Prawo i Sprawiedliwość, a może właściwiej byłoby napisać – Jarosław Kaczyński – nie zatrzymuje się w przyznawaniu dodatków pieniężnych emerytom. Tym razem mowa o -nastkach. Jest niemal pewne, że rząd wdroży zmiany, które polscy emeryci przyjmą z niemałym entuzjazmem.
Emerytura przeciętnego Polaka jeszcze 10 lat temu bez cienia przesady mogła być określana jako głodowa. Jednakże od kilku lat regularnie wdrażane są waloryzacje, przyznawane dodatki, a także 13. i 14 emerytury. Dzięki temu seniorzy otrzymują od ZUS znacznie większe pieniądze, niż chociażby kilka lat temu.
Co by o obecnej władzy nie mówić, seniorom pomogła wydatnie. Dodatkowo uproszczono system, dzięki czemu o dodatkowe świadczenia emeryt nie musi składać dodatkowych wniosków. Albowiem ZUS wypłaca środki „z automatu” każdemu beneficjentowi, który spełnia warunki określone przez rząd.
WAŻNE: PKO BP wydał komunikat, który zaskoczył wszystkich. Chodzi o pieniądze milionów Polaków
Kolejna fala pieniędzy na emerytury. Trzynastki i czternastki to nie koniec
Zanim jeszcze odbędą się wybory parlamentarne w 2023 r. (zaplanowano je na październik), prezes Kaczyński chce zrealizować swoją obietnice daną emerytom niespełna dwa tygodnie temu. Nieoficjalnie wiadomo, że szef Prawa i Sprawiedliwości podjął już decyzję, a data wprowadzenia zmian zdaje się być oczywista.

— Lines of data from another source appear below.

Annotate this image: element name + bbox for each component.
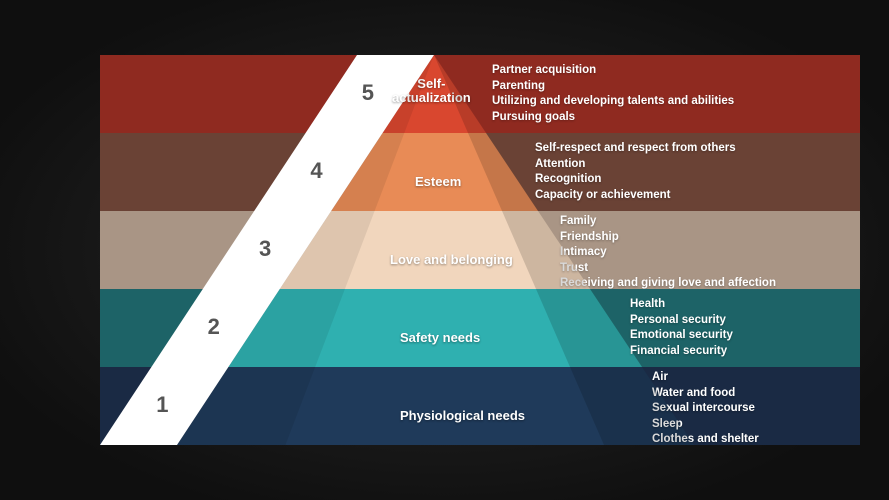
level-item: Emotional security	[630, 328, 733, 344]
level-item: Parenting	[492, 79, 734, 95]
level-item: Sexual intercourse	[652, 401, 759, 417]
level-item: Air	[652, 370, 759, 386]
level-row-3: 3 Love and belonging FamilyFriendshipIntim…	[100, 211, 860, 289]
level-item: Partner acquisition	[492, 63, 734, 79]
level-row-5: 5Self- actualizationPartner acquisitionP…	[100, 55, 860, 133]
level-item: Personal security	[630, 313, 733, 329]
level-item: Health	[630, 297, 733, 313]
level-title: Safety needs	[400, 331, 480, 345]
level-title: Esteem	[415, 175, 461, 189]
level-row-2: 2 Safety needs HealthPersonal securityEmot…	[100, 289, 860, 367]
level-item: Recognition	[535, 172, 736, 188]
level-band: 4 Esteem Self-respect and respect from oth…	[100, 133, 860, 211]
level-number: 5	[362, 80, 374, 106]
level-items: Partner acquisitionParentingUtilizing an…	[492, 63, 734, 125]
level-item: Self-respect and respect from others	[535, 141, 736, 157]
level-item: Sleep	[652, 417, 759, 433]
level-band: 5Self- actualizationPartner acquisitionP…	[100, 55, 860, 133]
level-title: Physiological needs	[400, 409, 525, 423]
level-items: FamilyFriendshipIntimacyTrustReceiving a…	[560, 214, 776, 292]
level-items: HealthPersonal securityEmotional securit…	[630, 297, 733, 359]
hierarchy-diagram: 5Self- actualizationPartner acquisitionP…	[100, 55, 860, 445]
level-band: 2 Safety needs HealthPersonal securityEmot…	[100, 289, 860, 367]
level-row-1: 1 Physiological needs AirWater and foodSex…	[100, 367, 860, 445]
level-item: Trust	[560, 261, 776, 277]
level-number: 4	[310, 158, 322, 184]
level-band: 1 Physiological needs AirWater and foodSex…	[100, 367, 860, 445]
level-item: Family	[560, 214, 776, 230]
level-items: AirWater and foodSexual intercourseSleep…	[652, 370, 759, 448]
level-item: Intimacy	[560, 245, 776, 261]
level-row-4: 4 Esteem Self-respect and respect from oth…	[100, 133, 860, 211]
level-title: Love and belonging	[390, 253, 513, 267]
level-number: 3	[259, 236, 271, 262]
level-item: Water and food	[652, 386, 759, 402]
level-item: Clothes and shelter	[652, 432, 759, 448]
level-number: 1	[156, 392, 168, 418]
level-title: Self- actualization	[392, 77, 471, 106]
level-items: Self-respect and respect from othersAtte…	[535, 141, 736, 203]
level-item: Friendship	[560, 230, 776, 246]
level-item: Attention	[535, 157, 736, 173]
level-number: 2	[208, 314, 220, 340]
level-item: Utilizing and developing talents and abi…	[492, 94, 734, 110]
level-item: Pursuing goals	[492, 110, 734, 126]
level-item: Capacity or achievement	[535, 188, 736, 204]
level-item: Financial security	[630, 344, 733, 360]
level-band: 3 Love and belonging FamilyFriendshipIntim…	[100, 211, 860, 289]
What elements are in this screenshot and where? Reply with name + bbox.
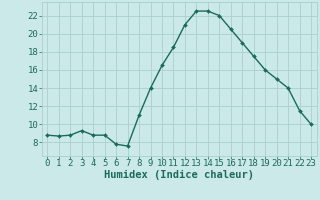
X-axis label: Humidex (Indice chaleur): Humidex (Indice chaleur) <box>104 170 254 180</box>
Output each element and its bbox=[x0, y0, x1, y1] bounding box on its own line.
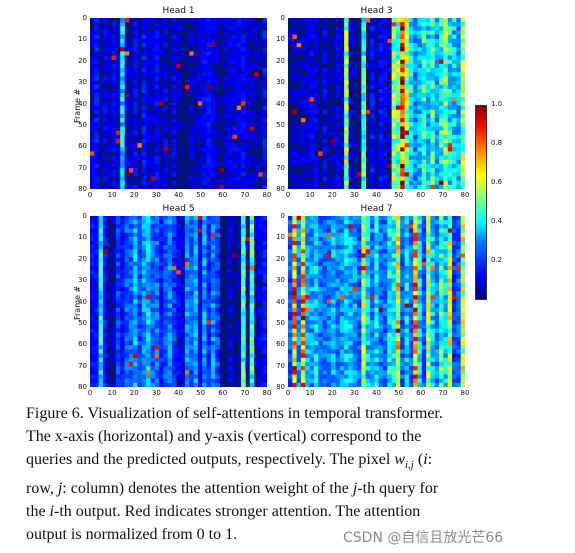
x-tick-label: 50 bbox=[196, 389, 206, 397]
x-tick-label: 50 bbox=[394, 191, 404, 199]
colorbar-tick: 1.0 bbox=[491, 100, 503, 108]
x-tick-label: 30 bbox=[151, 191, 161, 199]
y-tick-label: 70 bbox=[276, 361, 285, 370]
x-tick-label: 50 bbox=[394, 389, 404, 397]
caption-line: Figure 6. Visualization of self-attentio… bbox=[26, 405, 443, 422]
y-tick-label: 50 bbox=[78, 318, 87, 327]
y-tick-label: 20 bbox=[78, 56, 87, 65]
heatmap-head-5 bbox=[90, 216, 267, 387]
y-tick-label: 10 bbox=[276, 35, 285, 44]
caption-line: The x-axis (horizontal) and y-axis (vert… bbox=[26, 428, 422, 445]
x-tick-label: 40 bbox=[174, 191, 183, 199]
y-tick-label: 30 bbox=[276, 78, 285, 87]
heatmap-head-3 bbox=[288, 18, 465, 189]
y-tick-label: 60 bbox=[78, 340, 87, 349]
x-tick-label: 0 bbox=[285, 191, 291, 199]
caption-line: output is normalized from 0 to 1. bbox=[26, 526, 238, 544]
y-tick-label: 60 bbox=[78, 142, 87, 151]
x-tick-label: 20 bbox=[327, 191, 337, 199]
heatmap-head-7 bbox=[288, 216, 465, 387]
x-tick-label: 60 bbox=[218, 191, 228, 199]
panel-title: Head 1 bbox=[162, 6, 195, 16]
y-tick-label: 40 bbox=[276, 99, 285, 108]
caption-line: queries and the predicted outputs, respe… bbox=[26, 451, 433, 472]
panel-title: Head 5 bbox=[162, 204, 195, 214]
y-tick-label: 20 bbox=[78, 254, 87, 263]
x-tick-label: 70 bbox=[240, 191, 250, 199]
y-tick-label: 40 bbox=[78, 297, 87, 306]
x-tick-label: 20 bbox=[129, 191, 139, 199]
y-tick-label: 10 bbox=[78, 35, 87, 44]
x-tick-label: 70 bbox=[438, 191, 448, 199]
x-tick-label: 40 bbox=[372, 389, 381, 397]
y-tick-label: 30 bbox=[78, 276, 87, 285]
caption-line: the i-th output. Red indicates stronger … bbox=[26, 503, 421, 521]
y-tick-label: 80 bbox=[276, 185, 285, 193]
y-tick-label: 50 bbox=[276, 120, 285, 129]
y-tick-label: 0 bbox=[82, 14, 87, 22]
x-tick-label: 10 bbox=[305, 389, 315, 397]
colorbar-tick: 0.8 bbox=[491, 139, 503, 147]
y-tick-label: 40 bbox=[78, 99, 87, 108]
y-tick-label: 0 bbox=[280, 212, 285, 220]
x-tick-label: 70 bbox=[240, 389, 250, 397]
panel-title: Head 7 bbox=[360, 204, 393, 214]
x-tick-label: 60 bbox=[416, 191, 426, 199]
x-tick-label: 60 bbox=[416, 389, 426, 397]
x-tick-label: 30 bbox=[151, 389, 161, 397]
watermark: CSDN @自信且放光芒66 bbox=[343, 530, 504, 546]
x-tick-label: 0 bbox=[87, 191, 93, 199]
colorbar-tick: 0.6 bbox=[491, 178, 503, 186]
colorbar-tick: 0.4 bbox=[491, 217, 503, 225]
x-tick-label: 0 bbox=[285, 389, 291, 397]
x-tick-label: 20 bbox=[327, 389, 337, 397]
x-tick-label: 50 bbox=[196, 191, 206, 199]
y-tick-label: 10 bbox=[276, 233, 285, 242]
colorbar bbox=[475, 105, 487, 300]
y-tick-label: 80 bbox=[276, 383, 285, 391]
y-tick-label: 80 bbox=[78, 185, 87, 193]
x-tick-label: 80 bbox=[262, 191, 272, 199]
x-tick-label: 80 bbox=[262, 389, 272, 397]
caption-line: row, j: column) denotes the attention we… bbox=[26, 480, 439, 498]
x-tick-label: 30 bbox=[349, 191, 359, 199]
x-tick-label: 40 bbox=[372, 191, 381, 199]
y-tick-label: 40 bbox=[276, 297, 285, 306]
x-tick-label: 80 bbox=[460, 191, 470, 199]
x-tick-label: 10 bbox=[107, 389, 117, 397]
y-tick-label: 0 bbox=[280, 14, 285, 22]
y-tick-label: 60 bbox=[276, 340, 285, 349]
figure-caption: Figure 6. Visualization of self-attentio… bbox=[26, 402, 554, 546]
y-tick-label: 30 bbox=[276, 276, 285, 285]
y-tick-label: 20 bbox=[276, 56, 285, 65]
y-tick-label: 50 bbox=[276, 318, 285, 327]
heatmap-head-1 bbox=[90, 18, 267, 189]
x-tick-label: 40 bbox=[174, 389, 183, 397]
x-tick-label: 30 bbox=[349, 389, 359, 397]
y-tick-label: 50 bbox=[78, 120, 87, 129]
y-tick-label: 60 bbox=[276, 142, 285, 151]
y-tick-label: 30 bbox=[78, 78, 87, 87]
y-tick-label: 70 bbox=[78, 163, 87, 172]
x-tick-label: 10 bbox=[107, 191, 117, 199]
y-tick-label: 70 bbox=[78, 361, 87, 370]
y-tick-label: 70 bbox=[276, 163, 285, 172]
x-tick-label: 60 bbox=[218, 389, 228, 397]
panel-title: Head 3 bbox=[360, 6, 393, 16]
x-tick-label: 0 bbox=[87, 389, 93, 397]
y-tick-label: 0 bbox=[82, 212, 87, 220]
x-tick-label: 80 bbox=[460, 389, 470, 397]
colorbar-tick: 0.2 bbox=[491, 256, 503, 264]
x-tick-label: 20 bbox=[129, 389, 139, 397]
y-tick-label: 10 bbox=[78, 233, 87, 242]
x-tick-label: 70 bbox=[438, 389, 448, 397]
x-tick-label: 10 bbox=[305, 191, 315, 199]
y-tick-label: 80 bbox=[78, 383, 87, 391]
y-tick-label: 20 bbox=[276, 254, 285, 263]
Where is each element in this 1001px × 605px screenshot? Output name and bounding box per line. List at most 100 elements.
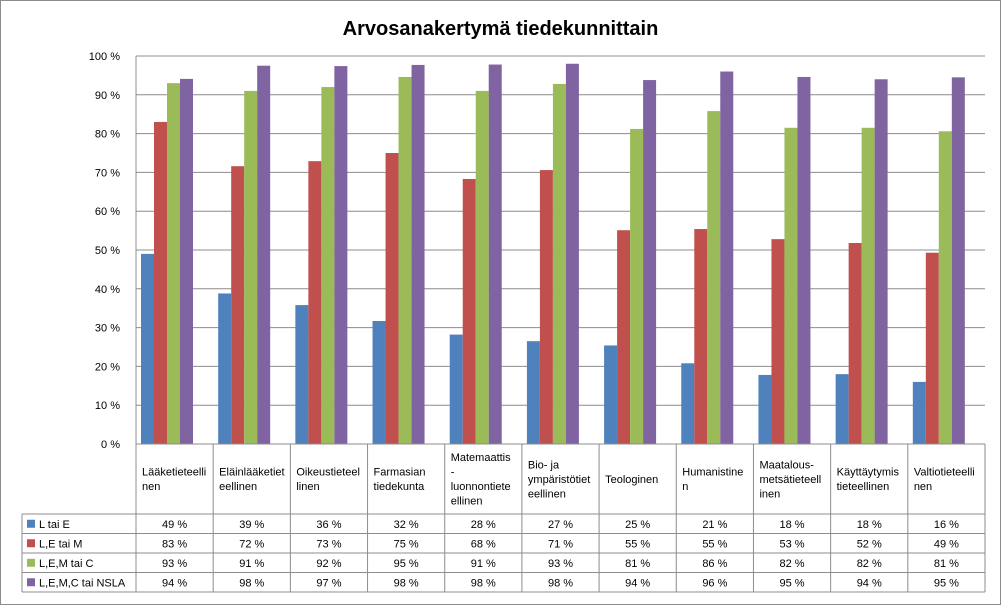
bar bbox=[835, 374, 849, 444]
bar bbox=[539, 170, 553, 444]
bar bbox=[462, 178, 476, 444]
bar bbox=[604, 345, 618, 444]
bar bbox=[385, 153, 399, 444]
x-category-label: linen bbox=[296, 481, 319, 493]
data-table-value: 68 % bbox=[471, 538, 496, 550]
data-table-value: 98 % bbox=[548, 577, 573, 589]
bar bbox=[874, 79, 888, 444]
data-table-value: 75 % bbox=[394, 538, 419, 550]
data-table-value: 83 % bbox=[162, 538, 187, 550]
data-table-value: 91 % bbox=[239, 558, 264, 570]
bar bbox=[565, 63, 579, 444]
data-table-value: 95 % bbox=[934, 577, 959, 589]
bar bbox=[334, 66, 348, 444]
y-tick-label: 30 % bbox=[95, 323, 120, 335]
bar bbox=[180, 78, 193, 444]
legend-label: L,E,M tai C bbox=[39, 558, 93, 570]
y-tick-label: 60 % bbox=[95, 206, 120, 218]
chart-title: Arvosanakertymä tiedekunnittain bbox=[342, 18, 659, 40]
x-category-label: eellinen bbox=[528, 488, 566, 500]
data-table-value: 91 % bbox=[471, 558, 496, 570]
bar bbox=[681, 363, 695, 444]
y-tick-label: 40 % bbox=[95, 284, 120, 296]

– Czternastkę chcemy zmienić w trwałe świadczenie. Nie takie jednoroczne, jak było początkowo planowane, tylko trwałe – mówił początkiem października Kaczyński.
Teraz docieramy do konkretów. Okazuje się, że lider PiS-u jest na tyle zdeterminowany, iż zapowiadane przez siebie zmiany chce wdrożyć jeszcze w 2023 roku. Wiele wskazuje zatem na to, że seniorzy będą otrzymywać dodatkowe – niebagatelne zresztą pieniądze – regularnie. W analogicznym okresie – podobnie jak w roku bieżącym. Taki ruch bez wątpienia po raz kolejny zmobilizuje kolejne grupy emerytów do oddania głosu na Zjednoczoną Prawicę. Czyżby Kaczyński właśnie „wygrywał sobie” trzecią kadencję u władzy?